A brasileira Daniela Genovesi, ex-campeã mundial de jiu-jitsu, luta para se tornar tricampeã mundial de ciclismo de ultradistância
Por Mario Mele
Fotos: Chico Cerchiaro
“AGORA VOCÊ VAI MANTER 80 RPM durante um minuto”, diz do outro lado linha a ciclista carioca Daniela Genovesi, enquanto a entrevisto por telefone. Claro que o pedido não era para mim. Aos 48 anos, a maior ciclista de longa distância do Brasil é também professora de educação física e proprietária da Girus Bike, centro de treinamento de ciclismo equipado com bicicletas indoor de alta performance, no Rio de Janeiro. “Temos ciclistas de todos os níveis aqui”, explica. “Neste momento, estou orientando um menino de 15 anos que pedala por saúde, mas também treino atletas de ponta, que seguem planilhas e competem.” Também é na Girus onde Dani pedala forte nas horas vagas para seguir em busca de seu próximo objetivo: tornar-se tricampeã mundial de ciclismo de ultradistância – título oficializado pela Associação de Ciclismo de UltraMaratona (UMCA) e que já foi conquistado por ela nos anos de 2011 e 2015.
Para isso, ela precisa terminar o ano com cerca de 250 pontos, a somatória que um campeão mundial dessa modalidade costuma conseguir no fim de uma temporada. São quase cem eventos anuais, que acontecem nos Estados Unidos, Canadá, Austrália, Nova Zelândia e em países da Europa, como Espanha, Reino Unido, Polônia e Itália. Cada competidor monta sua própria agenda, levando em conta o peso de cada prova, que pode variar entre 15 pontos (para desafios de 12 horas) e 150 pontos (bonificação para quem vence provas mais longas, como a Race Across America ou a Race Across Europe). Neste ano, Dani quer o tricampeonato conseguindo boas colocações em desafios de 24 horas e em provas de até 800 km.

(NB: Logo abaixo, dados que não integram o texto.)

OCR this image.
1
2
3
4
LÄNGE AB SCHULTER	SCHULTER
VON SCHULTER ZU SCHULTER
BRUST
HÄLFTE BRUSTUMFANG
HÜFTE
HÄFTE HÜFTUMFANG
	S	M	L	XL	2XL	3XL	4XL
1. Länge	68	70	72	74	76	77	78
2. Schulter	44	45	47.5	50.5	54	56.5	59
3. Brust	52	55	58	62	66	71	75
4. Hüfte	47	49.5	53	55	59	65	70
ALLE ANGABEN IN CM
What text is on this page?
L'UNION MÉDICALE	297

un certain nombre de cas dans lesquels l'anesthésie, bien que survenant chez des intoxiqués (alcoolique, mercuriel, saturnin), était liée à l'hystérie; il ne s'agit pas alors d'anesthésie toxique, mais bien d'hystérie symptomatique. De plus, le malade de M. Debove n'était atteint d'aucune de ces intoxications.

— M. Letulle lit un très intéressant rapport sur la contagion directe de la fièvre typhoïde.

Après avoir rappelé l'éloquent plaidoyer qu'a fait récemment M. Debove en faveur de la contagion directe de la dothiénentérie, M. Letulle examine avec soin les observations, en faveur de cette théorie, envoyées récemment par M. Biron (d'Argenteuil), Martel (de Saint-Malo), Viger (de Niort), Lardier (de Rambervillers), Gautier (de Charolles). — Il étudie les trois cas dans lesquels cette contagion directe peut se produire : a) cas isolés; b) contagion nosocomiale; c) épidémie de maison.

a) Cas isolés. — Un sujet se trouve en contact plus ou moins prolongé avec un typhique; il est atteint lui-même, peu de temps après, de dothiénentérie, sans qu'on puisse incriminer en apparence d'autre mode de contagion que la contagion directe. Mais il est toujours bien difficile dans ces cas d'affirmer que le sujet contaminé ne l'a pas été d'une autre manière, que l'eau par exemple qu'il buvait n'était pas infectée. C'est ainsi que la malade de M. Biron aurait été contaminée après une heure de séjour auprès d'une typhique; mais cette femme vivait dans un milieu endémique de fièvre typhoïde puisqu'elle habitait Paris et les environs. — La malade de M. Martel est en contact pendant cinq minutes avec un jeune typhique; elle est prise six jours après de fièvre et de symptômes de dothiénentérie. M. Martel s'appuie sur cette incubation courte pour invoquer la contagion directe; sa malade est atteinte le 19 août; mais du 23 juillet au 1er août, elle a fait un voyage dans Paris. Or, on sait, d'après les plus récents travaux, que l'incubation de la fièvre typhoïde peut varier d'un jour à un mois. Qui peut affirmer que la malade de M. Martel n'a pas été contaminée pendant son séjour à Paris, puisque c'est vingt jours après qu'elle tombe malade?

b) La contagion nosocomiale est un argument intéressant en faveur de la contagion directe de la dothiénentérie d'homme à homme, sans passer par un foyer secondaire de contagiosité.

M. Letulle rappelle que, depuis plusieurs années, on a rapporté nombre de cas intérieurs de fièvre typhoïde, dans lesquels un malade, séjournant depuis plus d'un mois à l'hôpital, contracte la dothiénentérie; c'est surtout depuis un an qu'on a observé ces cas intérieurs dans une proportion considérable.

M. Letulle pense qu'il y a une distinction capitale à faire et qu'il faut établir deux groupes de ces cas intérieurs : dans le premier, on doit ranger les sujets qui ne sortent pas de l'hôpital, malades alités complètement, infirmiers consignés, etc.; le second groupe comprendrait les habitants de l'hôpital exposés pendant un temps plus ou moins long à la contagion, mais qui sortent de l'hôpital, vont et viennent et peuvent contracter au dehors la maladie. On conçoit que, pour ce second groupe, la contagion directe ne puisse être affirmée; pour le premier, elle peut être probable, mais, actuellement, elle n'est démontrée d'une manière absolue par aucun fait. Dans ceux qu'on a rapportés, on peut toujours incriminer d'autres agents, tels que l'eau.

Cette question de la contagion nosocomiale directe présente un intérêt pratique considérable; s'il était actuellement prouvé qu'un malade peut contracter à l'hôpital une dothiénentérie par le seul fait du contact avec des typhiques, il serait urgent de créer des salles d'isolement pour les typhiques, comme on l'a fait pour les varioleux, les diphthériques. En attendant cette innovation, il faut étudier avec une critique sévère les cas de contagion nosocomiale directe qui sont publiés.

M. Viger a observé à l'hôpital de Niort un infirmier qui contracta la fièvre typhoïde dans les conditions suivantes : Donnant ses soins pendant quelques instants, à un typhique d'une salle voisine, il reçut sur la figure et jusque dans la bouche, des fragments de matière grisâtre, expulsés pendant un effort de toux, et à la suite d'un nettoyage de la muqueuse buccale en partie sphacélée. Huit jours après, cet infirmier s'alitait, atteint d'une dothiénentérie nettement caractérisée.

A meta é algo bem diferente do que ela realizou em 2009, quando viu sua carreira deslanchar ao vencer a Race Across America (RAAM), a mais famosa e temida ultramaratona ciclística do mundo – são 4.800 km non-stop, entre as costas oeste e leste dos Estados Unidos, com carro de apoio. Fazia dois anos que uma mulher não completava a prova (sendo que, em 2006, apenas a norte-americana Shanna Armstrong havia cruzado a linha de chegada na categoria solo feminina). No ano em que se consagrou, Shanna pedalou durante 11 dias, 22 horas e 16 minutos, enquanto Dani terminou, em 2009, em 11 dias, 17 horas e 41 minutos. Apesar de as condições climáticas e os percursos da RAAM não serem idênticos todo ano, o fato é que a brasileira se tornou a primeira mulher latino-americana a vencer o desafio – e até hoje é a única. “Foi uma vitória muito marcante para mim, de enorme aprendizado”, relembra.
Na época, Dani tinha patrocínio de uma marca de cimento, e por isso conseguia trabalhar menos. Hoje, inacreditavelmente, mesmo com dois títulos mundiais e sendo a principal atleta do ciclismo de longa distância do país, ela toca a carreira basicamente por conta própria. “Tenho alguns apoios em equipamentos, peças, mecânica e suplementos”, minimiza. “Mas o fato de eu não ter patrocínio é um pouco também por desorganização da minha parte. Sou meio bicho do mato, ainda não montei um projeto para correr atrás disso”, confessa, na boa.
Ultraciclistas não costumam mesmo reclamar. Vide a própria RAAM, que chega a cobrar até US$ 4 mil de inscrição, porém não dá um centavo de premiação em dinheiro. Fora que, na categoria solo, o atleta tem que arcar com todo o transporte e o custo da equipe de apoio, uma brincadeira que não sai por menos de US$ 20 mil.
Vencer a “Volta à Irlanda”, como Dani se refere à Race Around Ireland, uma ultramaratona ciclística que cobre 2.150 km desse país europeu, é outra de suas conquistas históricas. Fazia cinco anos que uma mulher não completava a prova, até que, em 2015, a brasileira quebrou o jejum depois de um pedal ininterrupto de 120 horas e 20 minutos. “Eu estava com medo de não conseguir terminar”, admite. “É uma competição com ingredientes perfeitos para você desistir: muita chuva, terreno ruim, ladeiras inclinadíssimas”, enumera.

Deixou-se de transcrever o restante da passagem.